Though they be but little, they are fierce. The most powerful batteries on
the planet are only a few millimeters in size, yet they pack such a punch that
a driver could use a cellphone powered by these batteries to jump-start a dead
car battery -- and then recharge the phone in the blink of an eye. Developed by
researchers at the University of Illinois at Urbana-Champaign, the new
microbatteries out-power even the best supercapacitors and could drive new
applications in radio communications and compact electronics.
Led by William P. King, the Bliss Professor of mechanical science and
engineering, the researchers published their results in the April 16 issue of Nature
Communications.
"This is a whole new way to think about batteries," King said.
"A battery can deliver far more power than anybody ever thought. In recent
decades, electronics have gotten small. The thinking parts of computers have
gotten small. And the battery has lagged far behind. This is a microtechnology
that could change all of that. Now the power source is as high-performance as
the rest of it."
With currently available power sources, users have had to choose between
power and energy. For applications that need a lot of power, like broadcasting
a radio signal over a long distance, capacitors can release energy very quickly
but can only store a small amount. For applications that need a lot of energy,
like playing a radio for a long time, fuel cells and batteries can hold a lot
of energy but release it or recharge slowly.

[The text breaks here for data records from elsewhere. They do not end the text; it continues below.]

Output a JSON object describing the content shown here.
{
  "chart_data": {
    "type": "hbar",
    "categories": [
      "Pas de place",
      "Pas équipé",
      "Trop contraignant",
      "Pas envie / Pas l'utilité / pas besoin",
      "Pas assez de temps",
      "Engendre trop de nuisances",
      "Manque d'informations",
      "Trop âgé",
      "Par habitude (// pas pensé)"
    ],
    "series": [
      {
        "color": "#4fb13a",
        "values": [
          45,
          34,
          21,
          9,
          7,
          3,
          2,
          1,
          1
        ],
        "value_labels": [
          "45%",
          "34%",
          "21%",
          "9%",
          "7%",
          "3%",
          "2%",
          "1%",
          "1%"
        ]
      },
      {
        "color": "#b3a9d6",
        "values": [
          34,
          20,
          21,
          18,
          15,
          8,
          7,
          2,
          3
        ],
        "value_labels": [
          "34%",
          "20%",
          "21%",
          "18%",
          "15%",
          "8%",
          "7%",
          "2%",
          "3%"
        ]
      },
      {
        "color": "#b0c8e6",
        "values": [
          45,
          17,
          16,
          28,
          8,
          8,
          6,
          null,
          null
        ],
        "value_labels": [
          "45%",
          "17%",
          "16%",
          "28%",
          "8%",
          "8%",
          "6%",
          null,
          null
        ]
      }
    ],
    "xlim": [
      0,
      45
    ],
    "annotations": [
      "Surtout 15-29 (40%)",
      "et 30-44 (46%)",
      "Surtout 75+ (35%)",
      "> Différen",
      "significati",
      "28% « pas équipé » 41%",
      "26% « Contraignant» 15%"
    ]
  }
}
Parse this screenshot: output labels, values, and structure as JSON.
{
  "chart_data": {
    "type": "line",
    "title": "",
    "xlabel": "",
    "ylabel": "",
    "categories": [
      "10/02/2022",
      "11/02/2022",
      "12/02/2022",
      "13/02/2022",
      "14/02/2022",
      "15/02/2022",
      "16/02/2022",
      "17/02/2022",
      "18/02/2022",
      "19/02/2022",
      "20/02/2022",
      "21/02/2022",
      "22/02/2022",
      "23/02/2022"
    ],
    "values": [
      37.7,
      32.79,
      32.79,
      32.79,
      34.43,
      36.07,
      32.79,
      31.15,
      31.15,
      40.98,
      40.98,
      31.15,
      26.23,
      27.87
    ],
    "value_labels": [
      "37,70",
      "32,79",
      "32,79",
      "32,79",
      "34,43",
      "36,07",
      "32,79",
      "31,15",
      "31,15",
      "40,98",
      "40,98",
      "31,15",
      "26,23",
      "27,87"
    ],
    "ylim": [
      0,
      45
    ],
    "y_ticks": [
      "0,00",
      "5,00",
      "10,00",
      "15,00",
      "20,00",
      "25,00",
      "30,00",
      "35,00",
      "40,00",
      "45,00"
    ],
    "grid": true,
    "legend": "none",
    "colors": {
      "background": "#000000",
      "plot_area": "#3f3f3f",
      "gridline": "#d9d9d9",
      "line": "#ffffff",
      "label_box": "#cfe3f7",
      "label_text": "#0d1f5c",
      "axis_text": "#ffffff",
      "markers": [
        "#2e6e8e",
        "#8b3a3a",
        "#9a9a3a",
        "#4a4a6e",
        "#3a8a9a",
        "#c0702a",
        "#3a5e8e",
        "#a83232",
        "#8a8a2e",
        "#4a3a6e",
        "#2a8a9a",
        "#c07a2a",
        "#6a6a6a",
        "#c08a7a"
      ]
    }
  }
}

"There's a sacrifice," said James Pikul, a graduate student and
first author of the paper. "If you want high energy you can't get high
power; if you want high power it's very difficult to get high energy. But for
very interesting applications, especially modern applications, you really need
both. That's what our batteries are starting to do. We're really pushing into
an area in the energy storage design space that is not currently available with
technologies today."
The new microbatteries offer both power and energy, and by tweaking the
structure a bit, the researchers can tune them over a wide range on the
power-versus-energy scale.
The batteries owe their high performance to their internal three-dimensional
microstructure. Batteries have two key components: the anode (minus side) and
cathode (plus side). Building on a novel fast-charging cathode design by
materials science and engineering professor Paul Braun's group, King and Pikul
developed a matching anode and then developed a new way to integrate the two
components at the microscale to make a complete battery with superior
performance.
With so much power, the batteries could enable sensors or radio signals that
broadcast 30 times farther, or devices 30 times smaller. The batteries are
rechargeable and can charge 1,000 times faster than competing technologies -- imagine
juicing up a credit-card-thin phone in less than a second. In addition to
consumer electronics, medical devices, lasers, sensors and other applications
could see leaps forward in technology with such power sources available.
"Any kind of electronic device is limited by the size of the battery --
until now," King said. "Consider personal medical devices and
implants, where the battery is an enormous brick, and it's connected to
itty-bitty electronics and tiny wires. Now the battery is also tiny."
Now, the researchers are working on integrating their batteries with other
electronics components, as well as manufacturability at low cost.
"Now we can think outside of the box," Pikul said. "It's a
new enabling technology. It's not a progressive improvement over previous
technologies; it breaks the normal paradigms of energy sources. It's allowing
us to do different, new things."
The National Science Foundation and the Air Force Office of Scientific
Research supported this work. King also is affiliated with the Beckman
Institute for Advanced Science and Technology; the Frederick Seitz Materials
Research Laboratory; the Micro and Nanotechnology Laboratory; and the
department of electrical and computer engineering at the U. of I.